Baklava is a delicious dessert that has been popular for many centuries. But is baklava a vegan dessert?
In this article, we will be looking at this dessert more closely to answer this question. Let’s get started.
What Is Baklava?
Baklava is a dessert that has several different versions from different regions, but it is traditionally a sweet pastry that has a crispy, phyllo dough exterior and a filling of sweet nuts with a sticky syrup glazing the outside.
The dessert has been around for thousands of years and though it is a popular Ottoman dish, the creation of the dish is thought to be pre Ottoman, with the exact location of its inception unknown.
Some possible locations of the dessert’s creation include Mongolia, Persia, Rome or Turkey.
Baklava also has roots in Istanbul as a Muslim dish eaten during Ramadan, but it also likely that the recipe drew inspiration from other countries in which it is still highly popular today, such as in Greece and across the Middle East.
Is Baklava Vegan?
Traditionally, baklava is not a vegan dish due to two ingredients in particular that are used: honey and butter.
The main pastry element of baklava is made of phyllo dough layers that are basted with a generous helping of butter or egg wash (though sometimes both are used).
As well as this, the baklava will then be topped off with a syrup that is usually honey based.
Seeing as all of these ingredients are animal byproducts, the traditional baklava dish cannot be considered a vegan friendly one.

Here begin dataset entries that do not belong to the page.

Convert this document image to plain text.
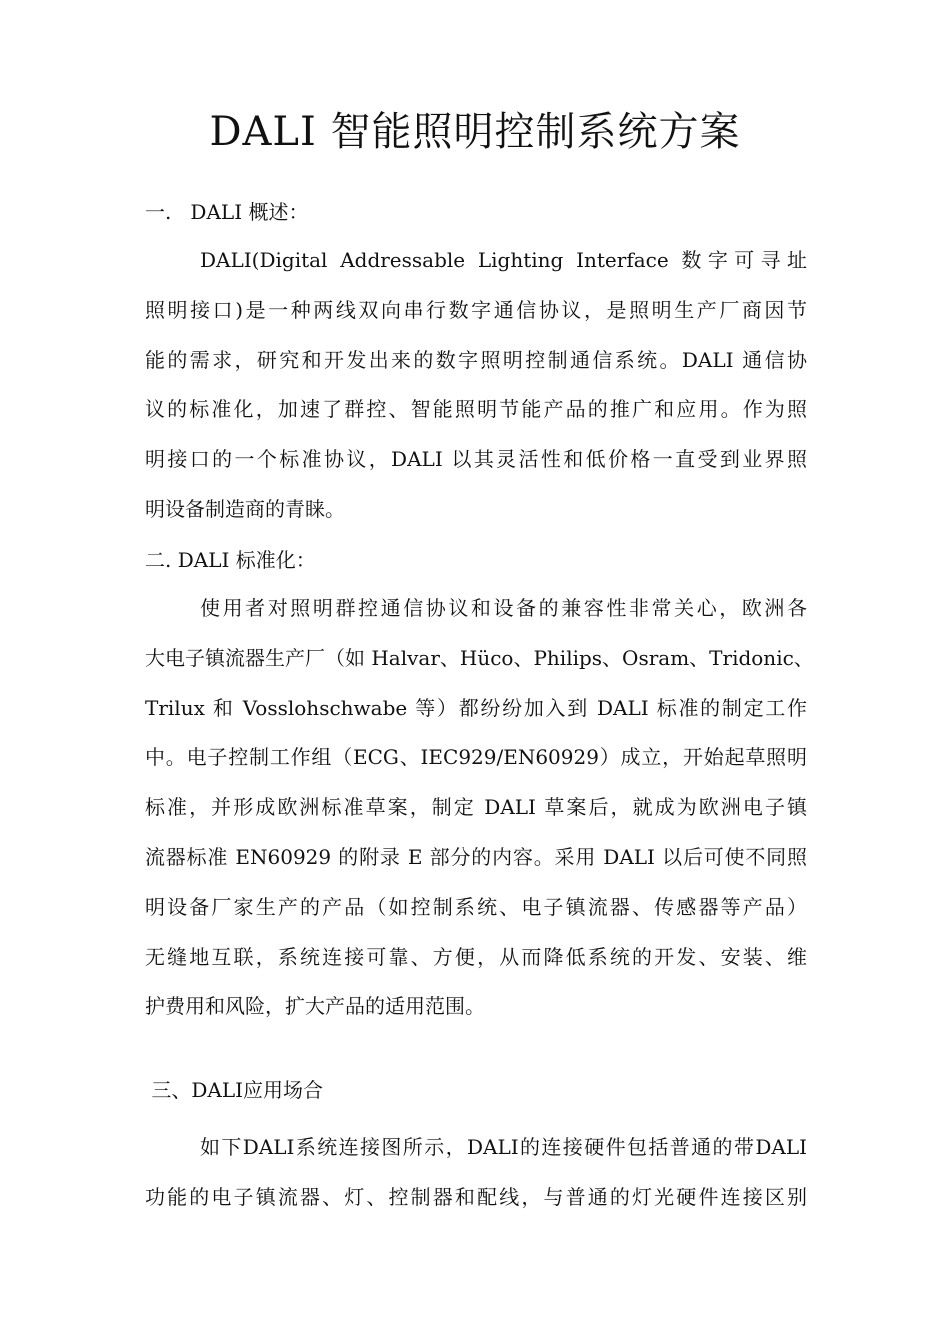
DALI 智能照明控制系统方案
一.   DALI 概述：
DALI(Digital Addressable Lighting Interface 数字可寻址
照明接口)是一种两线双向串行数字通信协议，是照明生产厂商因节
能的需求，研究和开发出来的数字照明控制通信系统。DALI 通信协
议的标准化，加速了群控、智能照明节能产品的推广和应用。作为照
明接口的一个标准协议，DALI 以其灵活性和低价格一直受到业界照
明设备制造商的青睐。
二. DALI 标准化：
使用者对照明群控通信协议和设备的兼容性非常关心，欧洲各
大电子镇流器生产厂（如 Halvar、Hüco、Philips、Osram、Tridonic、
Trilux 和 Vosslohschwabe 等）都纷纷加入到 DALI 标准的制定工作
中。电子控制工作组（ECG、IEC929/EN60929）成立，开始起草照明
标准，并形成欧洲标准草案，制定 DALI 草案后，就成为欧洲电子镇
流器标准 EN60929 的附录 E 部分的内容。采用 DALI 以后可使不同照
明设备厂家生产的产品（如控制系统、电子镇流器、传感器等产品）
无缝地互联，系统连接可靠、方便，从而降低系统的开发、安装、维
护费用和风险，扩大产品的适用范围。
三、DALI应用场合
如下DALI系统连接图所示，DALI的连接硬件包括普通的带DALI
功能的电子镇流器、灯、控制器和配线，与普通的灯光硬件连接区别
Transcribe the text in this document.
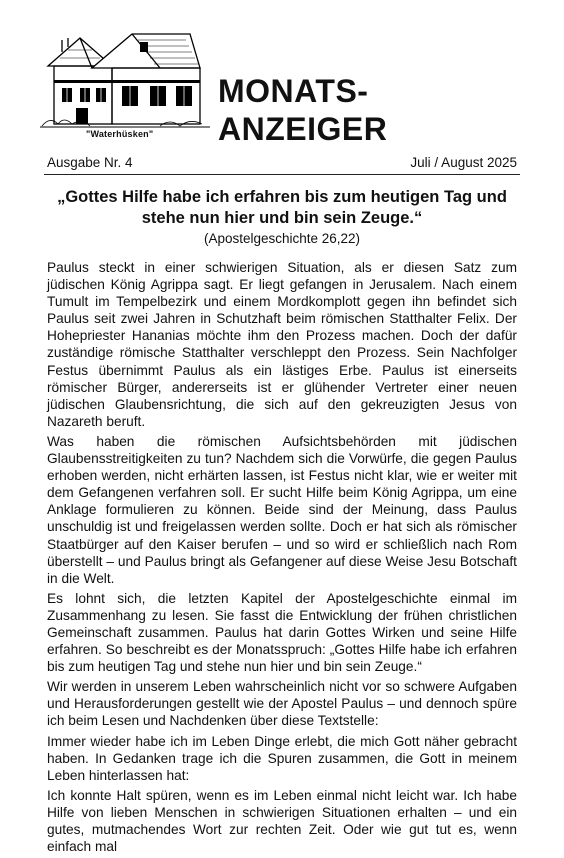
"Waterhüsken"
MONATS-
ANZEIGER
Ausgabe Nr. 4	Juli / August 2025
„Gottes Hilfe habe ich erfahren bis zum heutigen Tag und stehe nun hier und bin sein Zeuge.“
(Apostelgeschichte 26,22)

Paulus steckt in einer schwierigen Situation, als er diesen Satz zum jüdischen König Agrippa sagt. Er liegt gefangen in Jerusalem. Nach einem Tumult im Tempelbezirk und einem Mordkomplott gegen ihn befindet sich Paulus seit zwei Jahren in Schutzhaft beim römischen Statthalter Felix. Der Hohepriester Hananias möchte ihm den Prozess machen. Doch der dafür zuständige römische Statthalter verschleppt den Prozess. Sein Nachfolger Festus übernimmt Paulus als ein lästiges Erbe. Paulus ist einerseits römischer Bürger, andererseits ist er glühender Vertreter einer neuen jüdischen Glaubensrichtung, die sich auf den gekreuzigten Jesus von Nazareth beruft.

Was haben die römischen Aufsichtsbehörden mit jüdischen Glaubensstreitigkeiten zu tun? Nachdem sich die Vorwürfe, die gegen Paulus erhoben werden, nicht erhärten lassen, ist Festus nicht klar, wie er weiter mit dem Gefangenen verfahren soll. Er sucht Hilfe beim König Agrippa, um eine Anklage formulieren zu können. Beide sind der Meinung, dass Paulus unschuldig ist und freigelassen werden sollte. Doch er hat sich als römischer Staatbürger auf den Kaiser berufen – und so wird er schließlich nach Rom überstellt – und Paulus bringt als Gefangener auf diese Weise Jesu Botschaft in die Welt.

Es lohnt sich, die letzten Kapitel der Apostelgeschichte einmal im Zusammenhang zu lesen. Sie fasst die Entwicklung der frühen christlichen Gemeinschaft zusammen. Paulus hat darin Gottes Wirken und seine Hilfe erfahren. So beschreibt es der Monatsspruch: „Gottes Hilfe habe ich erfahren bis zum heutigen Tag und stehe nun hier und bin sein Zeuge.“

Wir werden in unserem Leben wahrscheinlich nicht vor so schwere Aufgaben und Herausforderungen gestellt wie der Apostel Paulus – und dennoch spüre ich beim Lesen und Nachdenken über diese Textstelle:

Immer wieder habe ich im Leben Dinge erlebt, die mich Gott näher gebracht haben. In Gedanken trage ich die Spuren zusammen, die Gott in meinem Leben hinterlassen hat:

Ich konnte Halt spüren, wenn es im Leben einmal nicht leicht war. Ich habe Hilfe von lieben Menschen in schwierigen Situationen erhalten – und ein gutes, mutmachendes Wort zur rechten Zeit. Oder wie gut tut es, wenn einfach mal
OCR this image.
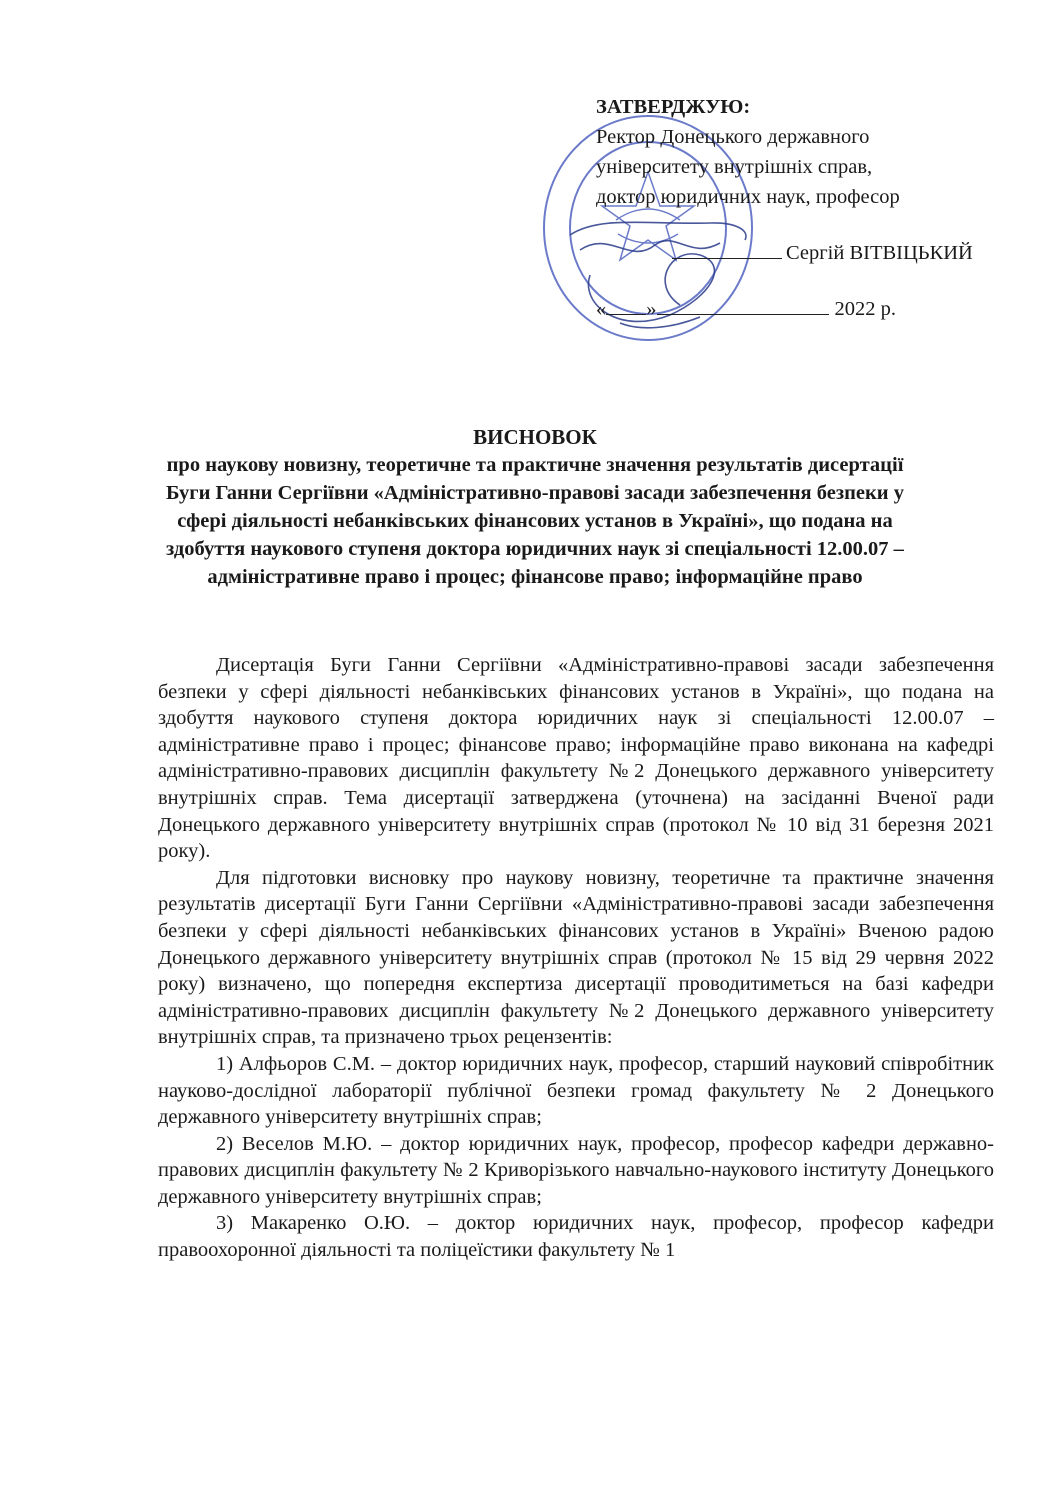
ЗАТВЕРДЖУЮ:
Ректор Донецького державного
університету внутрішніх справ,
доктор юридичних наук, професор
Сергій ВІТВІЦЬКИЙ
« »	2022 р.
ВИСНОВОК
про наукову новизну, теоретичне та практичне значення результатів дисертації Буги Ганни Сергіївни «Адміністративно-правові засади забезпечення безпеки у сфері діяльності небанківських фінансових установ в Україні», що подана на здобуття наукового ступеня доктора юридичних наук зі спеціальності 12.00.07 – адміністративне право і процес; фінансове право; інформаційне право

Дисертація Буги Ганни Сергіївни «Адміністративно-правові засади забезпечення безпеки у сфері діяльності небанківських фінансових установ в Україні», що подана на здобуття наукового ступеня доктора юридичних наук зі спеціальності 12.00.07 – адміністративне право і процес; фінансове право; інформаційне право виконана на кафедрі адміністративно-правових дисциплін факультету №2 Донецького державного університету внутрішніх справ. Тема дисертації затверджена (уточнена) на засіданні Вченої ради Донецького державного університету внутрішніх справ (протокол № 10 від 31 березня 2021 року).

Для підготовки висновку про наукову новизну, теоретичне та практичне значення результатів дисертації Буги Ганни Сергіївни «Адміністративно-правові засади забезпечення безпеки у сфері діяльності небанківських фінансових установ в Україні» Вченою радою Донецького державного університету внутрішніх справ (протокол № 15 від 29 червня 2022 року) визначено, що попередня експертиза дисертації проводитиметься на базі кафедри адміністративно-правових дисциплін факультету №2 Донецького державного університету внутрішніх справ, та призначено трьох рецензентів:

1) Алфьоров С.М. – доктор юридичних наук, професор, старший науковий співробітник науково-дослідної лабораторії публічної безпеки громад факультету № 2 Донецького державного університету внутрішніх справ;

2) Веселов М.Ю. – доктор юридичних наук, професор, професор кафедри державно-правових дисциплін факультету № 2 Криворізького навчально-наукового інституту Донецького державного університету внутрішніх справ;

3) Макаренко О.Ю. – доктор юридичних наук, професор, професор кафедри правоохоронної діяльності та поліцеїстики факультету № 1
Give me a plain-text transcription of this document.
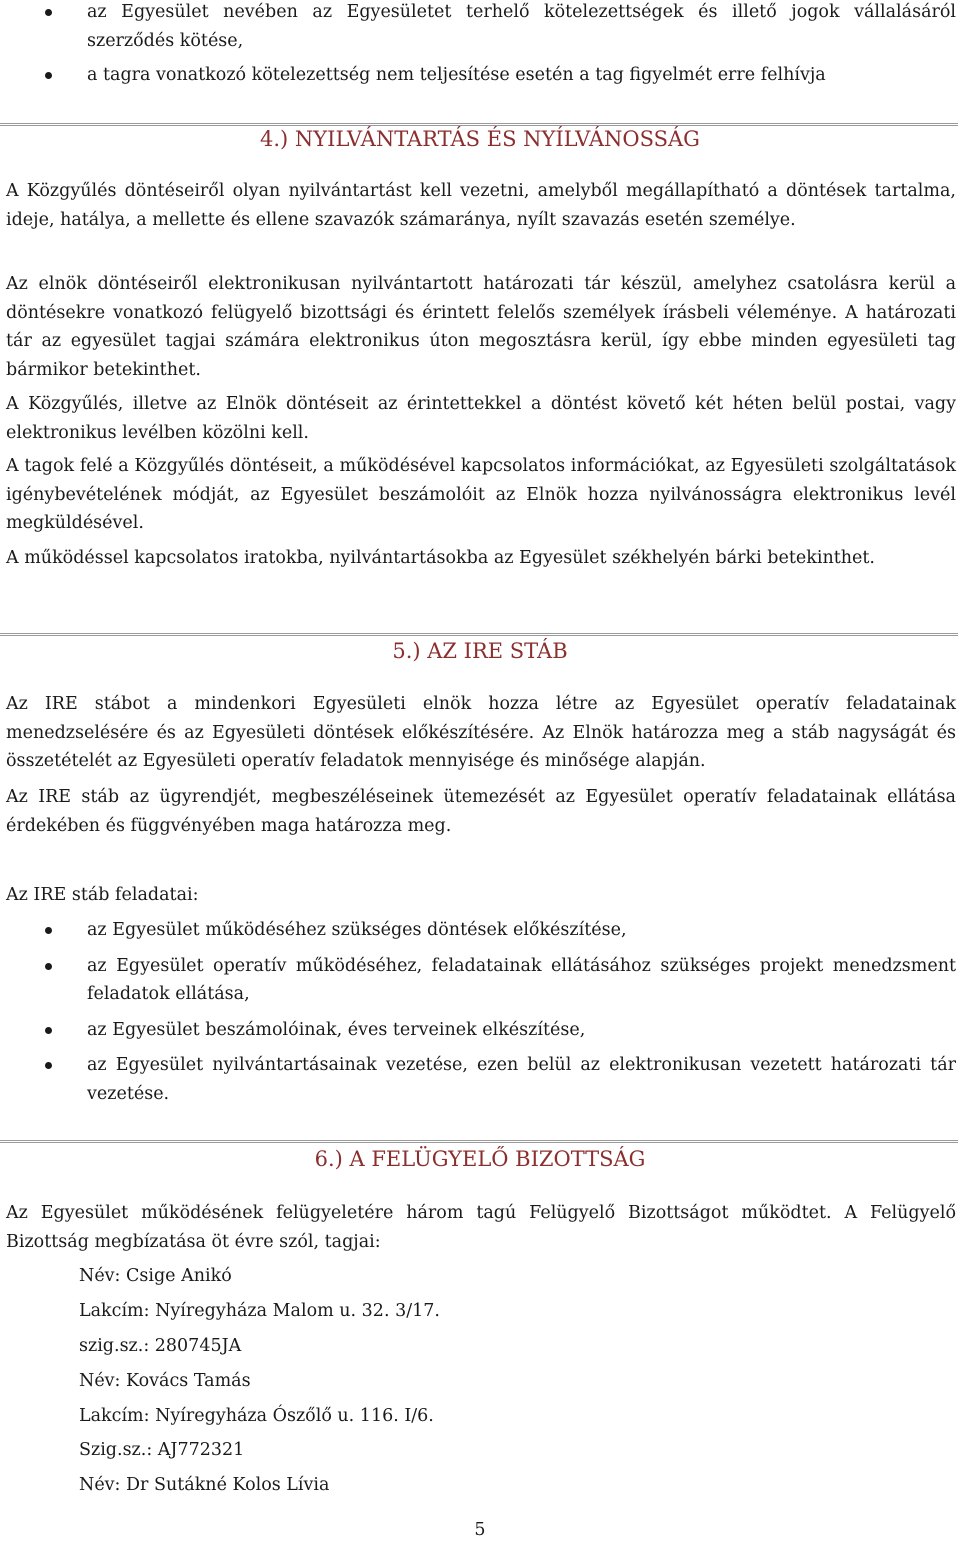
az Egyesület nevében az Egyesületet terhelő kötelezettségek és illető jogok vállalásáról szerződés kötése,
a tagra vonatkozó kötelezettség nem teljesítése esetén a tag figyelmét erre felhívja
4.) NYILVÁNTARTÁS ÉS NYÍLVÁNOSSÁG

A Közgyűlés döntéseiről olyan nyilvántartást kell vezetni, amelyből megállapítható a döntések tartalma, ideje, hatálya, a mellette és ellene szavazók számaránya, nyílt szavazás esetén személye.

Az elnök döntéseiről elektronikusan nyilvántartott határozati tár készül, amelyhez csatolásra kerül a döntésekre vonatkozó felügyelő bizottsági és érintett felelős személyek írásbeli véleménye. A határozati tár az egyesület tagjai számára elektronikus úton megosztásra kerül, így ebbe minden egyesületi tag bármikor betekinthet.

A Közgyűlés, illetve az Elnök döntéseit az érintettekkel a döntést követő két héten belül postai, vagy elektronikus levélben közölni kell.

A tagok felé a Közgyűlés döntéseit, a működésével kapcsolatos információkat, az Egyesületi szolgáltatások igénybevételének módját, az Egyesület beszámolóit az Elnök hozza nyilvánosságra elektronikus levél megküldésével.

A működéssel kapcsolatos iratokba, nyilvántartásokba az Egyesület székhelyén bárki betekinthet.

5.) AZ IRE STÁB

Az IRE stábot a mindenkori Egyesületi elnök hozza létre az Egyesület operatív feladatainak menedzselésére és az Egyesületi döntések előkészítésére. Az Elnök határozza meg a stáb nagyságát és összetételét az Egyesületi operatív feladatok mennyisége és minősége alapján.

Az IRE stáb az ügyrendjét, megbeszéléseinek ütemezését az Egyesület operatív feladatainak ellátása érdekében és függvényében maga határozza meg.

Az IRE stáb feladatai:

az Egyesület működéséhez szükséges döntések előkészítése,
az Egyesület operatív működéséhez, feladatainak ellátásához szükséges projekt menedzsment feladatok ellátása,
az Egyesület beszámolóinak, éves terveinek elkészítése,
az Egyesület nyilvántartásainak vezetése, ezen belül az elektronikusan vezetett határozati tár vezetése.
6.) A FELÜGYELŐ BIZOTTSÁG

Az Egyesület működésének felügyeletére három tagú Felügyelő Bizottságot működtet. A Felügyelő Bizottság megbízatása öt évre szól, tagjai:

Név: Csige Anikó

Lakcím: Nyíregyháza Malom u. 32. 3/17.

szig.sz.: 280745JA

Név: Kovács Tamás

Lakcím: Nyíregyháza Ószőlő u. 116. I/6.

Szig.sz.: AJ772321

Név: Dr Sutákné Kolos Lívia

5
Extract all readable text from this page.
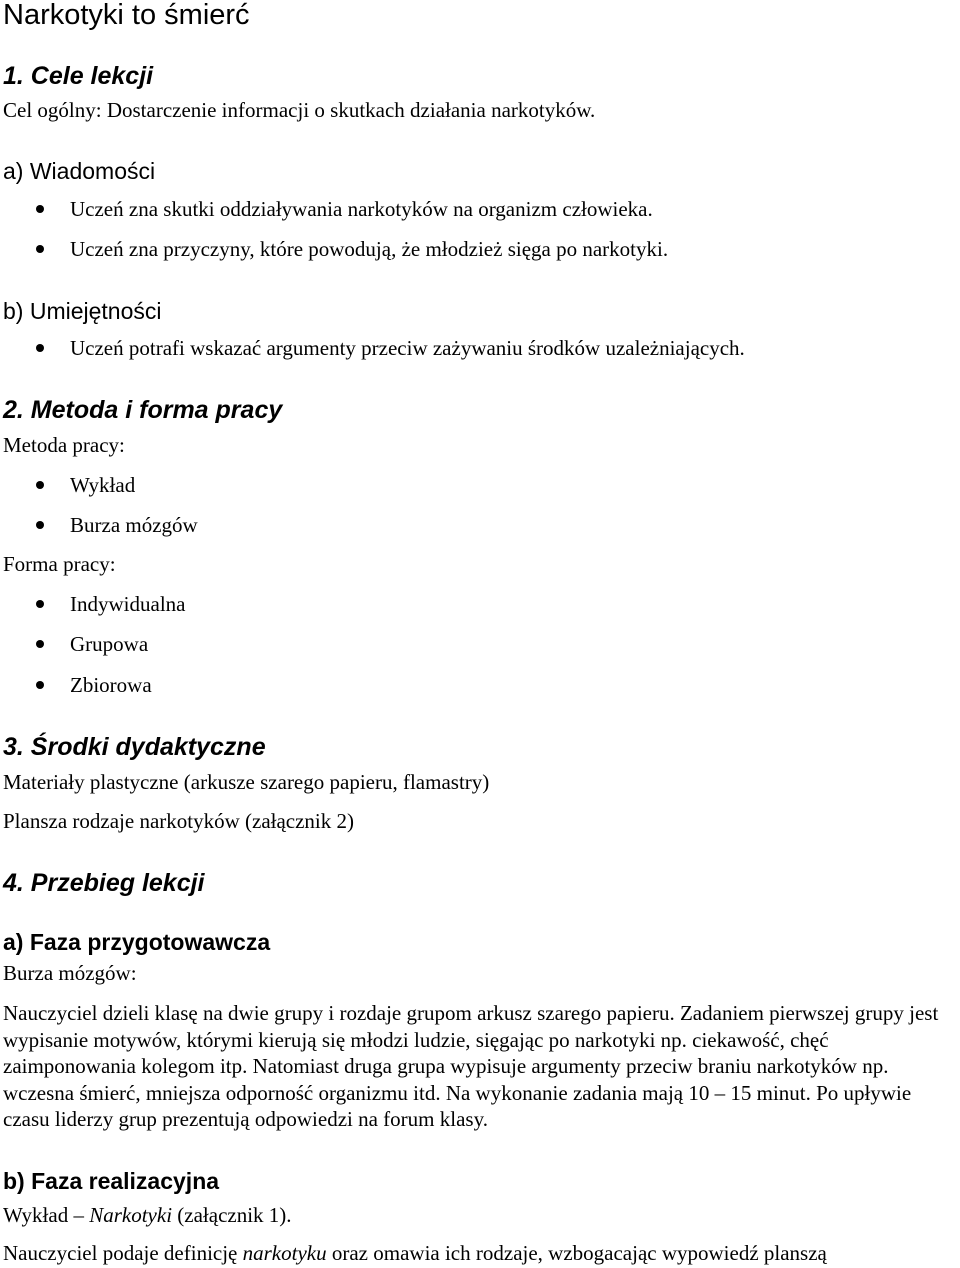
Narkotyki to śmierć
1. Cele lekcji
Cel ogólny: Dostarczenie informacji o skutkach działania narkotyków.
a) Wiadomości
Uczeń zna skutki oddziaływania narkotyków na organizm człowieka.
Uczeń zna przyczyny, które powodują, że młodzież sięga po narkotyki.
b) Umiejętności
Uczeń potrafi wskazać argumenty przeciw zażywaniu środków uzależniających.
2. Metoda i forma pracy
Metoda pracy:
Wykład
Burza mózgów
Forma pracy:
Indywidualna
Grupowa
Zbiorowa
3. Środki dydaktyczne
Materiały plastyczne (arkusze szarego papieru, flamastry)
Plansza rodzaje narkotyków (załącznik 2)
4. Przebieg lekcji
a) Faza przygotowawcza
Burza mózgów:
Nauczyciel dzieli klasę na dwie grupy i rozdaje grupom arkusz szarego papieru. Zadaniem pierwszej grupy jest wypisanie motywów, którymi kierują się młodzi ludzie, sięgając po narkotyki np. ciekawość, chęć zaimponowania kolegom itp. Natomiast druga grupa wypisuje argumenty przeciw braniu narkotyków np. wczesna śmierć, mniejsza odporność organizmu itd. Na wykonanie zadania mają 10 – 15 minut. Po upływie czasu liderzy grup prezentują odpowiedzi na forum klasy.
b) Faza realizacyjna
Wykład – Narkotyki (załącznik 1).
Nauczyciel podaje definicję narkotyku oraz omawia ich rodzaje, wzbogacając wypowiedź planszą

Non-Vegan Friendly Ingredients
Let’s take a closer look at the particular ingredients that can be found within baklava that make the more well known, traditional recipes non-vegan.
As mentioned, butter is usually used quite prolific in the creation of baklava. If butter isn’t used, it will likely be some other kind of animal derived fat, which- of course- is not vegan friendly.
We all know where eggs come from, so it is safe to say that the inclusion of eggs in baklava automatically makes it non-vegan!
Glycerin or Glycerol
This next ingredient isn’t necessarily going to be in every baklava, but it is an addition that is often used in pastry.
The pastry is a big part of baklava, so you might find that certain versions of it does contain glycerin or glycerol.
Glycerin and glycerol can be made of plant sources, but it can also be made from animal sources.
Much like glycerin and glycerol, L-cysteine is also often found in pastries as well as breads and products of that nature.
L-cysteine itself is a plant based ingredient, but the extraction process from which it is made can involve animal feathers or hair.
It is rare for L-cysteine to be derived from animals, but if you are a stickler for that sort of thing, it might be an ingredient that you want to avoid.
Baklava filling tends to be vegan friendly as it made up of chopped up nuts along with spices, both of which are derived from plants.
However, any additional ingredients in the filling can very quickly change the filling to non-vegan, so it is best to double-check the exact filling ingredients if you don’t want any nasty surprises.
Can You Make Vegan Versions Of Baklava?
Yes! It is quite simple to make a vegan version of baklava, as long as you don’t mind veering away from the traditional recipes.
When it comes to the phyllo dough pastry, simply use margarine instead of butter for the basting process and remove the use of egg wash altogether.
You can also choose to coat the dough with olive oil- as this is a plant based oil- in order to ensure that it still has the same crunchy texture.
For the syrup, replace the honey element with something such as agave or maple syrup, as these are plant based products that still offer a similar sticky sweetness to honey.
Baklava, in its most traditional form, is not a vegan friendly dish, but there are ways that you can simply and easily change up the format of the dessert to make it suitable for vegan consumption.
If you are vegan and looking for a super sweet dessert, then we would definitely recommend putting your own vegan spin on the tasty treat that is baklava!